A son décès, je me suis rendu compte que je l’avais considéré comme un oncle, car comme mon père, il avait l’accent toulois très particulier, peu perceptible que des autres toulois.

Bien sûr, il a reçu bon nombre de médailles dont la Légion d’Honneur mais surtout la médaille de la Résistance. Et il a œuvré pour la Réconciliation avec l’Allemagne  au sein de la CAFA (cercle amical France-Allemagne) où il est allé en Allemagne. Il répétait souvent que le racisme est le pire des maux, conduisant aux pires des guerres.

Il ajoutait : “ Pour recevoir, il faut donner “ et ne pas se recroqueviller ! Il prône la tolérance et l’altruisme.

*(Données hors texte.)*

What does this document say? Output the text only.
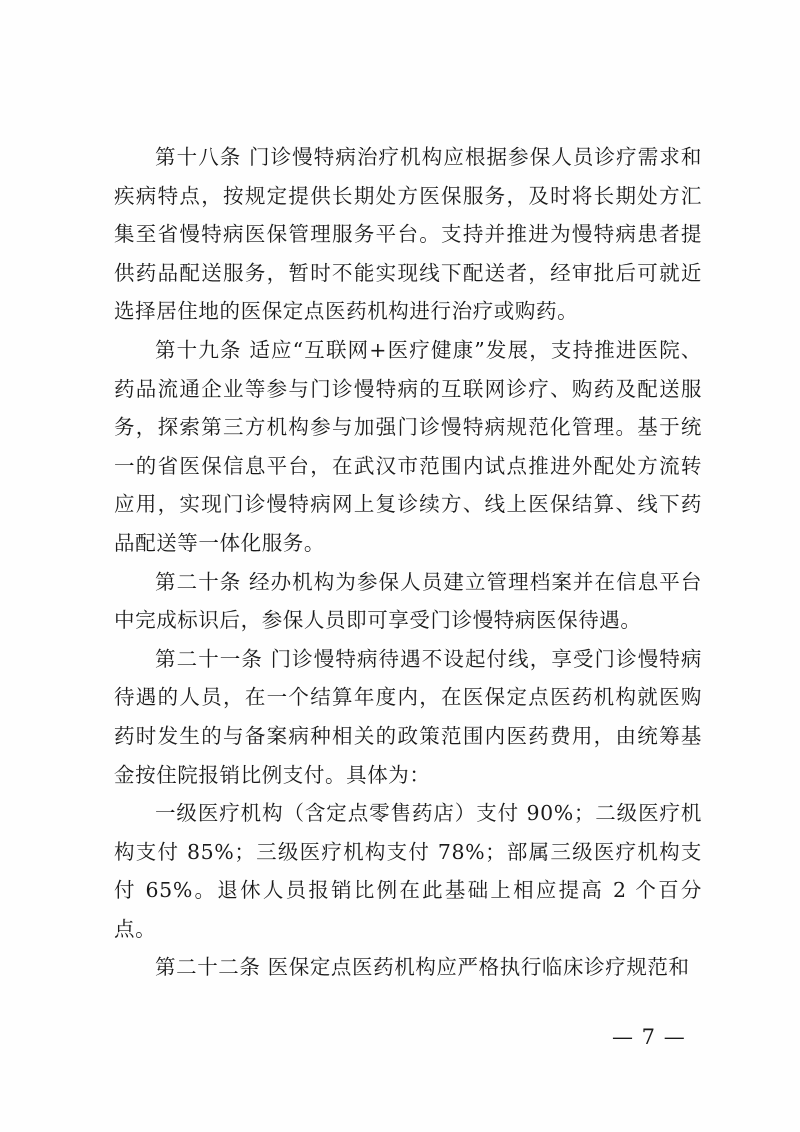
第十八条 门诊慢特病治疗机构应根据参保人员诊疗需求和疾病特点，按规定提供长期处方医保服务，及时将长期处方汇集至省慢特病医保管理服务平台。支持并推进为慢特病患者提供药品配送服务，暂时不能实现线下配送者，经审批后可就近选择居住地的医保定点医药机构进行治疗或购药。

第十九条 适应“互联网+医疗健康”发展，支持推进医院、药品流通企业等参与门诊慢特病的互联网诊疗、购药及配送服务，探索第三方机构参与加强门诊慢特病规范化管理。基于统一的省医保信息平台，在武汉市范围内试点推进外配处方流转应用，实现门诊慢特病网上复诊续方、线上医保结算、线下药品配送等一体化服务。

第二十条 经办机构为参保人员建立管理档案并在信息平台中完成标识后，参保人员即可享受门诊慢特病医保待遇。

第二十一条 门诊慢特病待遇不设起付线，享受门诊慢特病待遇的人员，在一个结算年度内，在医保定点医药机构就医购药时发生的与备案病种相关的政策范围内医药费用，由统筹基金按住院报销比例支付。具体为：

一级医疗机构（含定点零售药店）支付 90%；二级医疗机构支付 85%；三级医疗机构支付 78%；部属三级医疗机构支付 65%。退休人员报销比例在此基础上相应提高 2 个百分点。

第二十二条 医保定点医药机构应严格执行临床诊疗规范和

— 7 —
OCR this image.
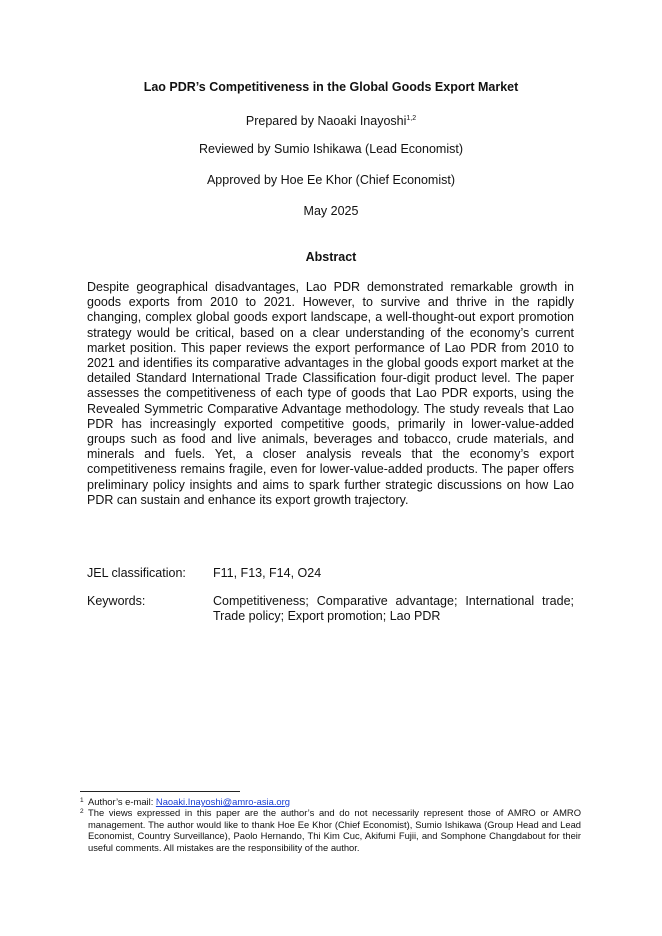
Lao PDR’s Competitiveness in the Global Goods Export Market
Prepared by Naoaki Inayoshi$^{1,2}$
Reviewed by Sumio Ishikawa (Lead Economist)
Approved by Hoe Ee Khor (Chief Economist)
May 2025
Abstract
Despite geographical disadvantages, Lao PDR demonstrated remarkable growth in goods exports from 2010 to 2021. However, to survive and thrive in the rapidly changing, complex global goods export landscape, a well-thought-out export promotion strategy would be critical, based on a clear understanding of the economy’s current market position. This paper reviews the export performance of Lao PDR from 2010 to 2021 and identifies its comparative advantages in the global goods export market at the detailed Standard International Trade Classification four-digit product level. The paper assesses the competitiveness of each type of goods that Lao PDR exports, using the Revealed Symmetric Comparative Advantage methodology. The study reveals that Lao PDR has increasingly exported competitive goods, primarily in lower-value-added groups such as food and live animals, beverages and tobacco, crude materials, and minerals and fuels. Yet, a closer analysis reveals that the economy’s export competitiveness remains fragile, even for lower-value-added products. The paper offers preliminary policy insights and aims to spark further strategic discussions on how Lao PDR can sustain and enhance its export growth trajectory.
JEL classification: F11, F13, F14, O24
Keywords:	Competitiveness; Comparative advantage; International trade; Trade policy; Export promotion; Lao PDR
1 Author’s e-mail: Naoaki.Inayoshi@amro-asia.org
2 The views expressed in this paper are the author’s and do not necessarily represent those of AMRO or AMRO management. The author would like to thank Hoe Ee Khor (Chief Economist), Sumio Ishikawa (Group Head and Lead Economist, Country Surveillance), Paolo Hernando, Thi Kim Cuc, Akifumi Fujii, and Somphone Changdabout for their useful comments. All mistakes are the responsibility of the author.
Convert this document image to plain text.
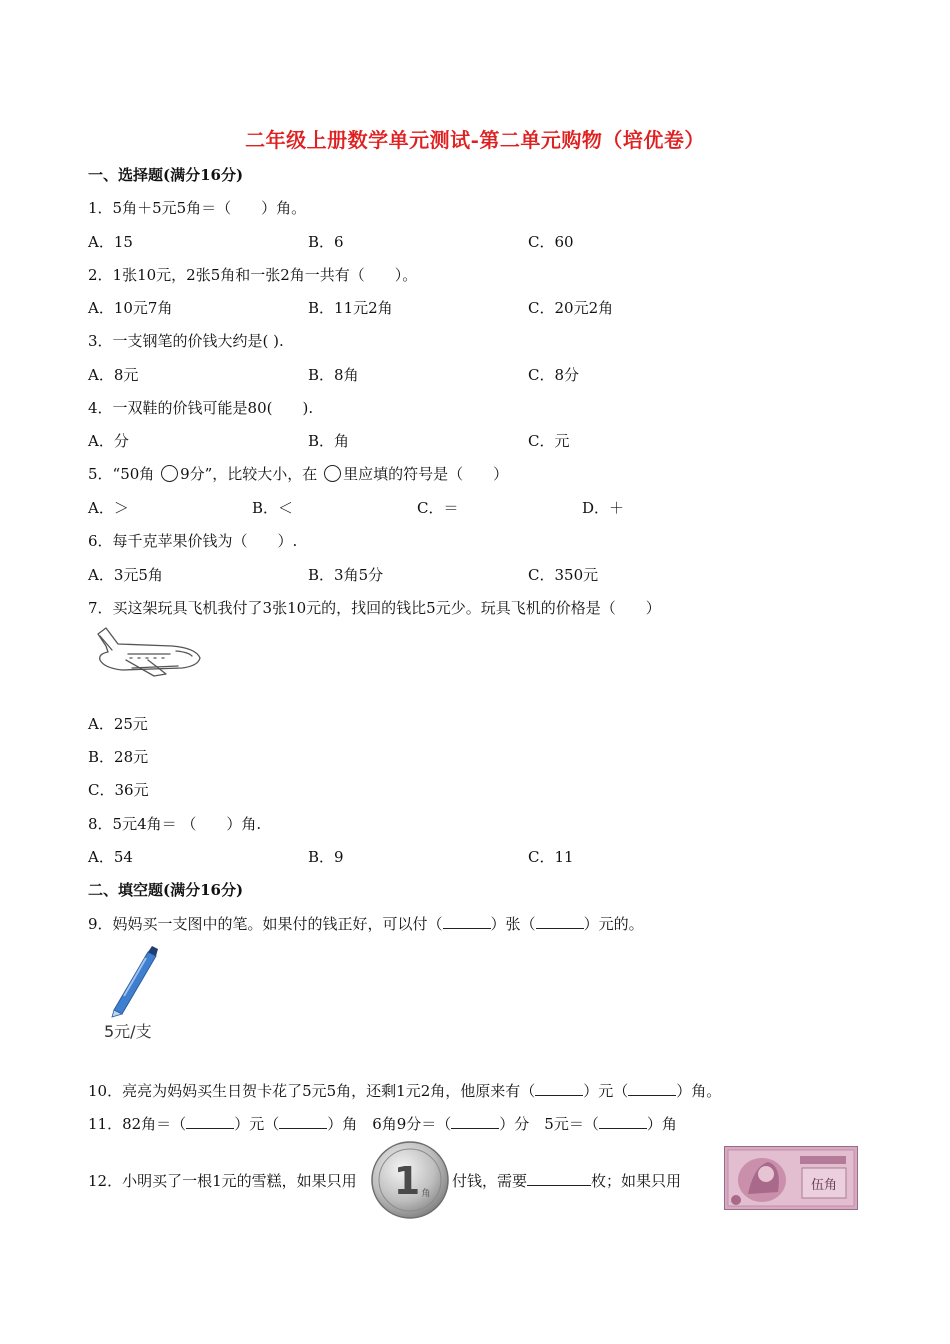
二年级上册数学单元测试-第二单元购物（培优卷）
一、选择题(满分16分)
1．5角＋5元5角＝（　　）角。
A．15	B．6	C．60
2．1张10元，2张5角和一张2角一共有（　　）。
A．10元7角	B．11元2角	C．20元2角
3．一支钢笔的价钱大约是( ).
A．8元	B．8角	C．8分
4．一双鞋的价钱可能是80(　　).
A．分	B．角	C．元
5．“50角 9分”，比较大小，在 里应填的符号是（　　）
A．＞	B．＜	C．＝	D．＋
6．每千克苹果价钱为（　　）.
A．3元5角	B．3角5分	C．350元
7．买这架玩具飞机我付了3张10元的，找回的钱比5元少。玩具飞机的价格是（　　）
A．25元
B．28元
C．36元
8．5元4角＝ （　　）角.
A．54	B．9	C．11
二、填空题(满分16分)
9．妈妈买一支图中的笔。如果付的钱正好，可以付（	）张（	）元的。
5元/支
10．亮亮为妈妈买生日贺卡花了5元5角，还剩1元2角，他原来有（	）元（	）角。
11．82角＝（	）元（	）角　6角9分＝（	）分　5元＝（	）角
12．小明买了一根1元的雪糕，如果只用 1 角
付钱，需要	枚；如果只用	伍角
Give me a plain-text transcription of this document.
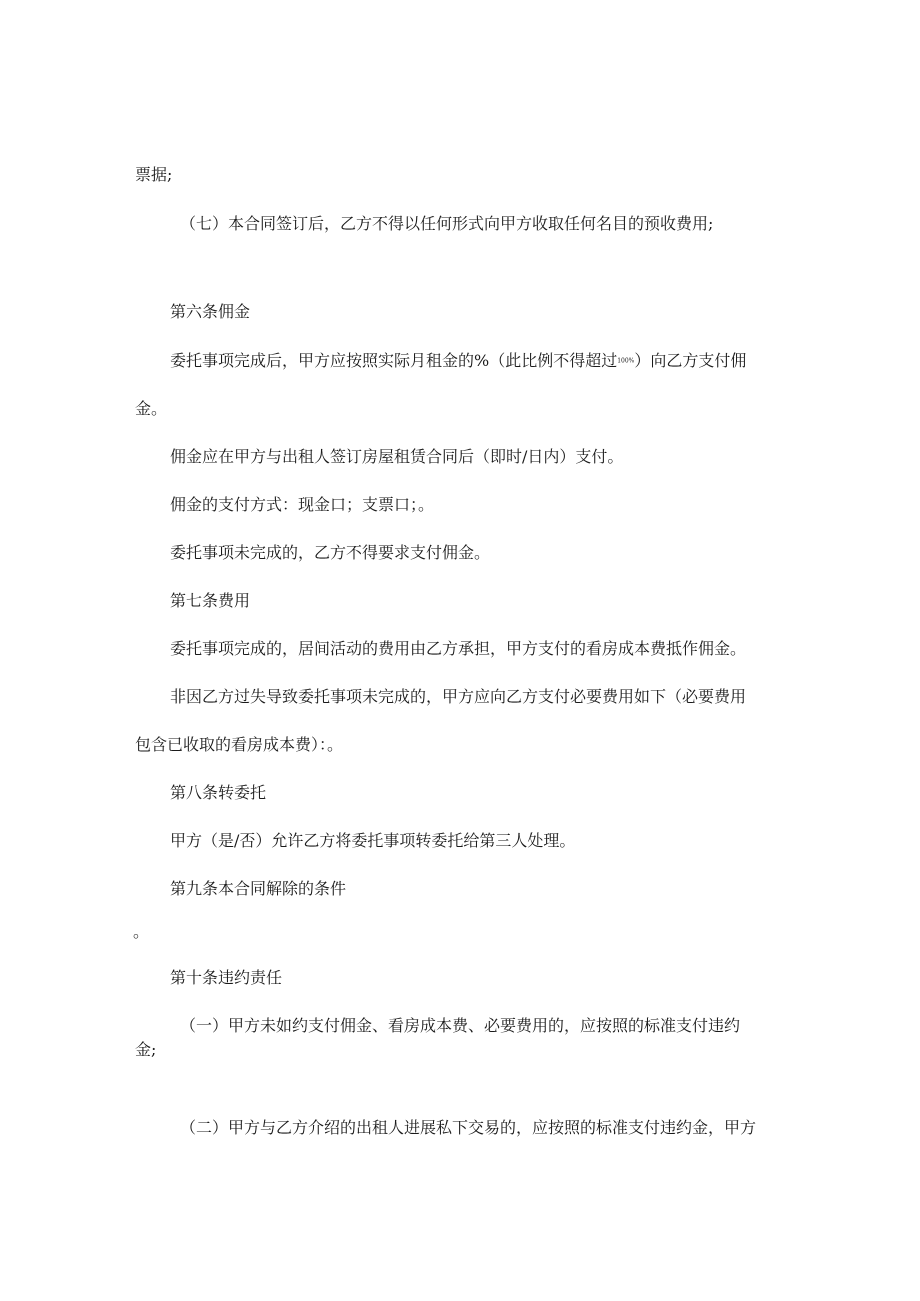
票据;

（七）本合同签订后，乙方不得以任何形式向甲方收取任何名目的预收费用;

第六条佣金

委托事项完成后，甲方应按照实际月租金的%（此比例不得超过100%）向乙方支付佣

金。

佣金应在甲方与出租人签订房屋租赁合同后（即时/日内）支付。

佣金的支付方式：现金口；支票口；。

委托事项未完成的，乙方不得要求支付佣金。

第七条费用

委托事项完成的，居间活动的费用由乙方承担，甲方支付的看房成本费抵作佣金。

非因乙方过失导致委托事项未完成的，甲方应向乙方支付必要费用如下（必要费用

包含已收取的看房成本费）：。

第八条转委托

甲方（是/否）允许乙方将委托事项转委托给第三人处理。

第九条本合同解除的条件

。

第十条违约责任

（一）甲方未如约支付佣金、看房成本费、必要费用的，应按照的标准支付违约

金;

（二）甲方与乙方介绍的出租人进展私下交易的，应按照的标准支付违约金，甲方
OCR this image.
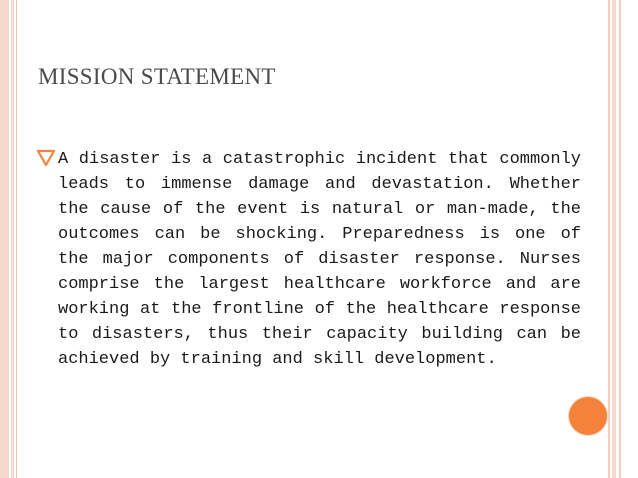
MISSION STATEMENT
A disaster is a catastrophic incident that commonly leads to immense damage and devastation. Whether the cause of the event is natural or man-made, the outcomes can be shocking. Preparedness is one of the major components of disaster response. Nurses comprise the largest healthcare workforce and are working at the frontline of the healthcare response to disasters, thus their capacity building can be achieved by training and skill development.
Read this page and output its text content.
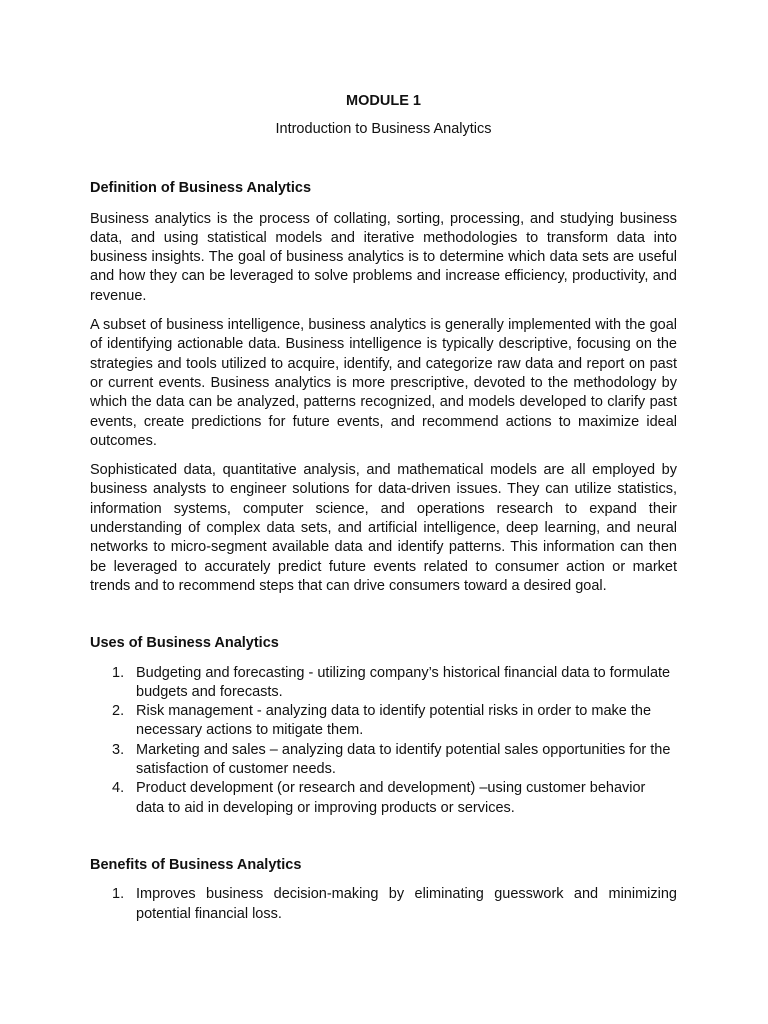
MODULE 1

Introduction to Business Analytics

Definition of Business Analytics

Business analytics is the process of collating, sorting, processing, and studying business data, and using statistical models and iterative methodologies to transform data into business insights. The goal of business analytics is to determine which data sets are useful and how they can be leveraged to solve problems and increase efficiency, productivity, and revenue.

A subset of business intelligence, business analytics is generally implemented with the goal of identifying actionable data. Business intelligence is typically descriptive, focusing on the strategies and tools utilized to acquire, identify, and categorize raw data and report on past or current events. Business analytics is more prescriptive, devoted to the methodology by which the data can be analyzed, patterns recognized, and models developed to clarify past events, create predictions for future events, and recommend actions to maximize ideal outcomes.

Sophisticated data, quantitative analysis, and mathematical models are all employed by business analysts to engineer solutions for data-driven issues. They can utilize statistics, information systems, computer science, and operations research to expand their understanding of complex data sets, and artificial intelligence, deep learning, and neural networks to micro-segment available data and identify patterns. This information can then be leveraged to accurately predict future events related to consumer action or market trends and to recommend steps that can drive consumers toward a desired goal.

Uses of Business Analytics

1. Budgeting and forecasting - utilizing company’s historical financial data to formulate budgets and forecasts.
2. Risk management - analyzing data to identify potential risks in order to make the necessary actions to mitigate them.
3. Marketing and sales – analyzing data to identify potential sales opportunities for the satisfaction of customer needs.
4. Product development (or research and development) –using customer behavior data to aid in developing or improving products or services.

Benefits of Business Analytics

1. Improves business decision-making by eliminating guesswork and minimizing potential financial loss.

J’adhérerai à l’association du Musée de Vezelise dont il fût le vice-président. Œuvre  de Mémoire remarquable.

Bon vivant, avec son humour au coin des lèvres, les yeux pleins de ruse, le regard malin,  il venait avec une bouteille de NUITS ST GEORGES quand invité à dîner. Il est mort le 11I/O2/2020, quelques semaines avant de venir à la maison pour fêter son quatre-vingt-seizième anniversaire.

A chacun de nous de suivre son engagement auprès de la Jeunesse.